Facing into the reality of the disparaging health and social inequalities, in the midst of deprivation, food insecurities and the influences of poverty, how as clinicians, and as responsible citizens, can we play our part, particularly in light of the global pandemic? As clinicians, we are used to seeing patients with multiple health and co-morbidities, with the prescribed aim of discharging them from hospital, but with little time to consider the deeper social issues which may have caused their troubles and the lack of support or psychological therapies available to these people. How as doctors do we act as advocates for the root causes that made our patients and the planet sick in the first place?
Omay Lee June 2020
References
1. Marmot Review Report February 2020 ‘Fair Society, Healthy Lives’ https://www.local.gov.uk/marmot-review-report-fair-society-healthy-lives.

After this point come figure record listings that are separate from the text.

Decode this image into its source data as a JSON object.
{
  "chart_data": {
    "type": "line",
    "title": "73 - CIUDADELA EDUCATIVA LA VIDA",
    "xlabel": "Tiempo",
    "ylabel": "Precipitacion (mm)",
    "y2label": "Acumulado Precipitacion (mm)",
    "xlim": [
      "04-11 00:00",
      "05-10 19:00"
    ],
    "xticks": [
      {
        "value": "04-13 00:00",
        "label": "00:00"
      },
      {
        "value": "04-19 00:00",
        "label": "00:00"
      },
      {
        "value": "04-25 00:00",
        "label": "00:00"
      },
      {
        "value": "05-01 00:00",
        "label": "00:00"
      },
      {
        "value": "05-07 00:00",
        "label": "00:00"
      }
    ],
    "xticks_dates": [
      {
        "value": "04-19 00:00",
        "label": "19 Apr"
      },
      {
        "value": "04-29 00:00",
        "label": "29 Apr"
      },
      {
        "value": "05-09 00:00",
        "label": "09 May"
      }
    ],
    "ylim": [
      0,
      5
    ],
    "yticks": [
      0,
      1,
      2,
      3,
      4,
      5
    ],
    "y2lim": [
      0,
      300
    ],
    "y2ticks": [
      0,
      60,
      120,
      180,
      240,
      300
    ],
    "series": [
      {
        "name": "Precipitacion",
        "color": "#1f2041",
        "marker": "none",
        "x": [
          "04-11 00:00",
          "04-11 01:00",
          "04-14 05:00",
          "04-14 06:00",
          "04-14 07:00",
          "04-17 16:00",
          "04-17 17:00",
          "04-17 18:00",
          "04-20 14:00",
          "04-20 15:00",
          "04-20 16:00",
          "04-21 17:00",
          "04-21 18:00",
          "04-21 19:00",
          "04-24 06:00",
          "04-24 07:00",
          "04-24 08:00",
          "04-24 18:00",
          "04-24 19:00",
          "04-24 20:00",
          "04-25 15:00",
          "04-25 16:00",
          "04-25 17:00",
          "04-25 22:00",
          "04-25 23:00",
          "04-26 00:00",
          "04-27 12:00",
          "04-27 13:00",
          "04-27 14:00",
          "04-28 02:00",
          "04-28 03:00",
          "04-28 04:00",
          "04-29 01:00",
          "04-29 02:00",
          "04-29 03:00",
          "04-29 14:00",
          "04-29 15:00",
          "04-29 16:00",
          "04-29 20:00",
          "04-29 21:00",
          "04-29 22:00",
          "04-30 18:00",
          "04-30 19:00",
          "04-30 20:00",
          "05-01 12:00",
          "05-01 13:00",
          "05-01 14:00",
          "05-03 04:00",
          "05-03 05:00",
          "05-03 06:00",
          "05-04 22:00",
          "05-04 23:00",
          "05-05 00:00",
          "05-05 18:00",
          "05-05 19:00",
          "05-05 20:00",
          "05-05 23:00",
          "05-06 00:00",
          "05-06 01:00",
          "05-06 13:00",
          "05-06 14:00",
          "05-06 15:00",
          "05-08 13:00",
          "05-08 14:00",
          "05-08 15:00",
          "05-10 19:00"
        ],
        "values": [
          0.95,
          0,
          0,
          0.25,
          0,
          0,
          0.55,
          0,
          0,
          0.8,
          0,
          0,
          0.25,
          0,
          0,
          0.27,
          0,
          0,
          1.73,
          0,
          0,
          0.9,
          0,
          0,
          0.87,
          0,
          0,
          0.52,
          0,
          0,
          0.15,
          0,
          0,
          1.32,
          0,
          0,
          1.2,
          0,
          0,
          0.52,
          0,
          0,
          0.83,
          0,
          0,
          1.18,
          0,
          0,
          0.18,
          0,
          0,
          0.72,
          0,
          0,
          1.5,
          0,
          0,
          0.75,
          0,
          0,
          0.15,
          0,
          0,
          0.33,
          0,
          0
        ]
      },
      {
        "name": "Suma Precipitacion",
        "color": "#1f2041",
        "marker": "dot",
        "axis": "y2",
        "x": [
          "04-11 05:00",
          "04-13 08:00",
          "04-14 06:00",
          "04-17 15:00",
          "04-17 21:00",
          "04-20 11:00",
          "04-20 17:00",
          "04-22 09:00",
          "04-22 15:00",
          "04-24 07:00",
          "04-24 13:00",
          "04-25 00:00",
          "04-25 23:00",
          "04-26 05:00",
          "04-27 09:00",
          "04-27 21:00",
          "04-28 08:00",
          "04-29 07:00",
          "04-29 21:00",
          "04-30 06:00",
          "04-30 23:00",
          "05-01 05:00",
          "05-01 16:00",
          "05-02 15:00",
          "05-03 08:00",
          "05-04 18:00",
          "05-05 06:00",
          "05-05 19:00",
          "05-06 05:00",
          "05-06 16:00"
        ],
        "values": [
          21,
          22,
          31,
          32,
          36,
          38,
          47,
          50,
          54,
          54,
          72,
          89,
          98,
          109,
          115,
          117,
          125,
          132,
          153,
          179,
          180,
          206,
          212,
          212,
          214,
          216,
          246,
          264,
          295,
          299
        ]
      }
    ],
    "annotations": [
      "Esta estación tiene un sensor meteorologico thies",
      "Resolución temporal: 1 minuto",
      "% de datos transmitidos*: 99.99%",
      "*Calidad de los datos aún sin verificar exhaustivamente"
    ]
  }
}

2. The Marmot Review: national and local policies to redress social inequalities in health https://www.ucl.ac.uk/impact/case-studies/2014/dec/marmot-review-national-and-local-policies-redress-social-inequalities-health.
3. Pan et al. The impact of ethnicity on clinical outcomes in COVID-19: A systematic review. https://doi.org/10.1016/j.eclinm.2020.100404.
4. Hard Edges: Mapping Severe and Multiple Disadvantage in England https://lankellychase.org.uk/resources/publications/hard0edges/.
5. Aldridge et al. Morbidity and mortality in homeless individuals, prisoners, sex workers, and individuals with substance use disorders in high-income countries: a systematic review and meta-analysis. The Lancet Volume 391, Issue 10117 p241-250.